To ask the Secretary of State for Children, Schools and Families

(1) what estimate he has made of the likely number of additional teachers needed to provide cookery lessons in schools for 11 to 14-year-olds over the next three years;

(2) what estimate he has made of the likely cost of re-training existing teachers to provide cookery lessons in schools;

(3) how many secondary schools do not provide cookery lessons;

(4) what account the setting of teacher training intake targets for 2008 has taken of the policy on the provision of compulsory cookery classes;

(5) what discussions he has with the Training and Development Agency for Schools on increasing the number of teachers who specialise in teaching cookery.

Photo of Jim Knight Jim Knight Minister of State (Schools and Learners), Department for Children, Schools and Families, Minister of State (Department for Children, Schools and Families) (Schools and Learners)

The Department has recently provided the Training and Development Agency for Schools (TDA) with targets for teacher training places in secondary subjects for the three year period 2008-09 to 2010-2011. We will make available approximately 800 secondary school food technology teacher training places in this period.

These figures were all based on outputs from our teacher supply model, which takes account of range of factors that determine how many teacher training places we need to set for future years.
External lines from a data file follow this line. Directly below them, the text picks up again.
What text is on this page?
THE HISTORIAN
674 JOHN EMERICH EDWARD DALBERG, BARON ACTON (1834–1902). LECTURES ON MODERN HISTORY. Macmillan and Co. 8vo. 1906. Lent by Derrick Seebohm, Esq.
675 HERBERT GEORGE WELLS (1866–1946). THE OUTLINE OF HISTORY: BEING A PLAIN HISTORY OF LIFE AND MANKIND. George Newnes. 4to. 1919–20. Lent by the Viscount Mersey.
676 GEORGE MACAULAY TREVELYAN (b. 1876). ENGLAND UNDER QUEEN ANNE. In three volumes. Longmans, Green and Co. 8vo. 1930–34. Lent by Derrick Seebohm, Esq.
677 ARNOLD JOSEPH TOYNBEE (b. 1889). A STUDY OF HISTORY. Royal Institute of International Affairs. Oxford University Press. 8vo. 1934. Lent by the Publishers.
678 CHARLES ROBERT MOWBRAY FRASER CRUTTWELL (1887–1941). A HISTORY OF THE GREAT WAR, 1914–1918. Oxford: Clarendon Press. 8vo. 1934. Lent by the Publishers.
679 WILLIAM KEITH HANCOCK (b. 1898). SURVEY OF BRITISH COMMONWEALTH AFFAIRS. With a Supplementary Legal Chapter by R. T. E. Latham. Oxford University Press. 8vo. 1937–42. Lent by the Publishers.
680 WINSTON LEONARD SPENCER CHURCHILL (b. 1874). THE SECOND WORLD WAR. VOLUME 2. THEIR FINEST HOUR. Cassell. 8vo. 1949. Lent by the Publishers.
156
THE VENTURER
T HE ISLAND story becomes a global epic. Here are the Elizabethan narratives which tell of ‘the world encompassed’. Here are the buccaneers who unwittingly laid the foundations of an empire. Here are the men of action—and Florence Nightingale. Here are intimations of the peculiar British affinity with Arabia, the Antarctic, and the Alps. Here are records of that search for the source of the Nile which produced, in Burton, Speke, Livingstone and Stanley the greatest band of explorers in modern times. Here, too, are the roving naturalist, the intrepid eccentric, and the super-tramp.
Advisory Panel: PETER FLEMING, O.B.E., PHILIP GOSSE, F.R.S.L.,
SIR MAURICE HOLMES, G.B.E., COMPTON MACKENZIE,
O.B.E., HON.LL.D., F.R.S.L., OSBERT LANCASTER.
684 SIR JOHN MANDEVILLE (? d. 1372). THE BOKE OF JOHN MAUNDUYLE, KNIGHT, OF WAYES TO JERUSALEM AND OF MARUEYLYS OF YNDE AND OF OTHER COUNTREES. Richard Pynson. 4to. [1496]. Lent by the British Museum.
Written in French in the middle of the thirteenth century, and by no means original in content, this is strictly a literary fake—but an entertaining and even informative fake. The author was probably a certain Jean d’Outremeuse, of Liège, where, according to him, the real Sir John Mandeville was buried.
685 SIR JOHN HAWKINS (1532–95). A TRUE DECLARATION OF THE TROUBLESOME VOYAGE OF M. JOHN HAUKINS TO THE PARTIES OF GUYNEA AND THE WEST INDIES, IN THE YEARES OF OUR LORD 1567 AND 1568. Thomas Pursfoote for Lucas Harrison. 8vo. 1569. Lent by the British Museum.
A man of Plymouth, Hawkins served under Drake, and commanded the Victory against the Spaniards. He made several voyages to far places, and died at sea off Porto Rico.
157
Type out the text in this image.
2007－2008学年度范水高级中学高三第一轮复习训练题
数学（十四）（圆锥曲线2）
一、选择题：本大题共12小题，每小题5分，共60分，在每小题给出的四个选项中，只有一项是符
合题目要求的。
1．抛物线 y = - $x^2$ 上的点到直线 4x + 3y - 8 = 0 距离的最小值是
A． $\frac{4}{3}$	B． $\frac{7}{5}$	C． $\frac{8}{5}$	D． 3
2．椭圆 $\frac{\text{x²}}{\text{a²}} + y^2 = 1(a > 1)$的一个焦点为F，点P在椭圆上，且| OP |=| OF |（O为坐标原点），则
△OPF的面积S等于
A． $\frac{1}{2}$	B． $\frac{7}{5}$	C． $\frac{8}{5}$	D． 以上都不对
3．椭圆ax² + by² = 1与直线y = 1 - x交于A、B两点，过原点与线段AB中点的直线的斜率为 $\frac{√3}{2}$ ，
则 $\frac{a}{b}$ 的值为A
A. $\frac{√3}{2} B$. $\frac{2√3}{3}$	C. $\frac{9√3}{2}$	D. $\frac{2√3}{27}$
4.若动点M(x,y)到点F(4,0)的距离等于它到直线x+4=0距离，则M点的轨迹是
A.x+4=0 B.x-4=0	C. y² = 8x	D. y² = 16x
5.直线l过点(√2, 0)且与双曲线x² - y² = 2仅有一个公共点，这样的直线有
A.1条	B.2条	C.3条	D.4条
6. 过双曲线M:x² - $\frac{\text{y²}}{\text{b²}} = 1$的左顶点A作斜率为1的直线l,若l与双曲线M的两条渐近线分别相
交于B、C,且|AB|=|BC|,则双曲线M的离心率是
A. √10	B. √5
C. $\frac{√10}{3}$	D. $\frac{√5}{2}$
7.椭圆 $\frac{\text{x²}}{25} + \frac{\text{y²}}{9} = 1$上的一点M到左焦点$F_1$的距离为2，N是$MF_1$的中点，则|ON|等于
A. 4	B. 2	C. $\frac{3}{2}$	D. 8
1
One of these factors is new curriculum pressures or initiatives that will affect the number of teachers needed in different subjects, and one of these was a need to provide more teachers of food technology. The targets we gave the TDA therefore made allowance for an expansion in this area. The modelling and targets also took account of the fact that there will be significantly fewer secondary pupils in the next few years.

We have been working with the TDA to find ways of increasing the number of teachers of food technology in recent years. We will continue to do so in pursuit of this new commitment that the Government have announced.

Approximately 15 per cent. of secondary schools do not currently offer food technology at key stage 3. In March 2008 we will be carrying out a survey of these schools in order to understand what additional support will be needed to enable them to offer food technology. In advance of the results of that survey, no estimate has been made of the cost of retraining existing teachers.